Introduction to Biostatistics: Hypothesis Testing
Hypothesis testing is critical for the analysis of clinical trials, and its techniques have useful applications long after the completion of a trial. Whether you are starting a trial and need to formulate benchmarks, or setting a standard for measuring Adverse Event (AE) data throughout the life-cycle management phase, hypothesis testing is the foundational tool necessary to produce accurate, scientifically-sound data.
This interactive, 120-minute session will give you the tools to set-up your hypotheses, identify the correct test to use, complete the test, and make your decision on the hypothesis in question. Additionally, the course will aid you in turning your statistical data into an answer that will make sense in the “real world.” You will learn about a and b risks plus different types of tests, such as the z-test and t-test, and what a p-value is. Additionally, we will talk about how you use a p-value to make your decision. Furthermore, you will develop the necessary skills to employ these hypothesis testing techniques in your applications. Course content will be presented with pertinent examples including valid conclusions.
Come to the 120-minute presentation and you will be able to:
- Develop a foundational understanding of principles of hypothesis testing
- Use software to run the analysis and get pertinent information to make your decision based on the data (we will be using the free, open-source rcommander software)
- Understand which type of test should be used for a given situation
- Understand how to interpret the results
- Understand how to convert the statistical results into real-world conclusions
This course is ideal for life science personnel who need a foundational understanding of biostatistics to address every day responsibilities, and is ideal for new hires or those who need a refresher. Those in a clinical trials setting will find this course especially useful, although it is of benefit to all staff with upstream/downstream development responsibilities as well.
Robert Parody, PhD, is an Associate Professor in the Center for Quality and Applied Statistics at Rochester Institute of Technology. He has over 15 years’ experience working as a statistician improving processes and products. He has extensive experience in the pharmaceutical and medical device industries.
Dr. Parody is well versed in analyzing data, leading teams and mentoring persons in the use of statistical tools. He is especially skilled at utilizing statistics, including experimental design, sample size determination and statistical modeling techniques to develop and improve processes. He has created and delivered courses including online and industry seminars to all types of participants, especially busy professionals and adult learners.

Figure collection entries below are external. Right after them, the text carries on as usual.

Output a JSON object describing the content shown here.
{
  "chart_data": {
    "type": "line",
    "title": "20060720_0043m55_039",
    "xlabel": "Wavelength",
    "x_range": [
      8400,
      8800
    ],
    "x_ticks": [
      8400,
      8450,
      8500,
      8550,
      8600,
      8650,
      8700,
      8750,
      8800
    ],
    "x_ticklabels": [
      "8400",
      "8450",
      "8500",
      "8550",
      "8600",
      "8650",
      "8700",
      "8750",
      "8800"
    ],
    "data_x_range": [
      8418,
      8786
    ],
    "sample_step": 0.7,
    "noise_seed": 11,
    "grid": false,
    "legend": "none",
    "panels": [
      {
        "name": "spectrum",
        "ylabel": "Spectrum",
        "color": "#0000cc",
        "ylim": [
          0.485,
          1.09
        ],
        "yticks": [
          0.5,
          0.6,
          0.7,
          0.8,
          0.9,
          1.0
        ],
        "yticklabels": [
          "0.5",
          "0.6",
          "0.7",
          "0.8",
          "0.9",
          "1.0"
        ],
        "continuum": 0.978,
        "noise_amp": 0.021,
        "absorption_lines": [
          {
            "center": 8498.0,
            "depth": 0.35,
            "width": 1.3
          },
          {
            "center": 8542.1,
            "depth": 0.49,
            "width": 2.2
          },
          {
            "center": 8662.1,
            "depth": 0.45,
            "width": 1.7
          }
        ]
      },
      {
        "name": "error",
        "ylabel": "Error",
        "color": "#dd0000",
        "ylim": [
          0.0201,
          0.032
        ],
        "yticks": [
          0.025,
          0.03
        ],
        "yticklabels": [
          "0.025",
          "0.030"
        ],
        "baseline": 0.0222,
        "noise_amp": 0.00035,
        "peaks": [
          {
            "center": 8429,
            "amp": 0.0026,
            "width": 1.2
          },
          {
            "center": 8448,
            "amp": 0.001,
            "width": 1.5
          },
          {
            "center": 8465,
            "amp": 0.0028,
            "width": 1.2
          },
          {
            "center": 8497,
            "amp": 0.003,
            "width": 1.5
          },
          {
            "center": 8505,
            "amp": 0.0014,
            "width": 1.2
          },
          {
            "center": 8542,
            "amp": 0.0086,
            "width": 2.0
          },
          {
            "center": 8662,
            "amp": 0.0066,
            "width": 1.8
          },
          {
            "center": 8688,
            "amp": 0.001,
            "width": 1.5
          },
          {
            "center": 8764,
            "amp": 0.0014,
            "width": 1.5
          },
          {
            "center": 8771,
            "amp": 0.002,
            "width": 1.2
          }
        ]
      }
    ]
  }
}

Dr. Parody received his BS in Chemical Engineering from Clarkson University, his MS in Applied Statistics from Rochester Institute of Technology, and his PhD in Statistics from the University of South Carolina. He is a member of the Association of Clinical Research Professionals (ACRP) and the International Society of Pharmaceutical Engineers (ISPE).
Dr. Parody’s areas of expertise and interest include experimental design, quality risk management, pharmaceutical quality by design (QbD) and continuous improvement.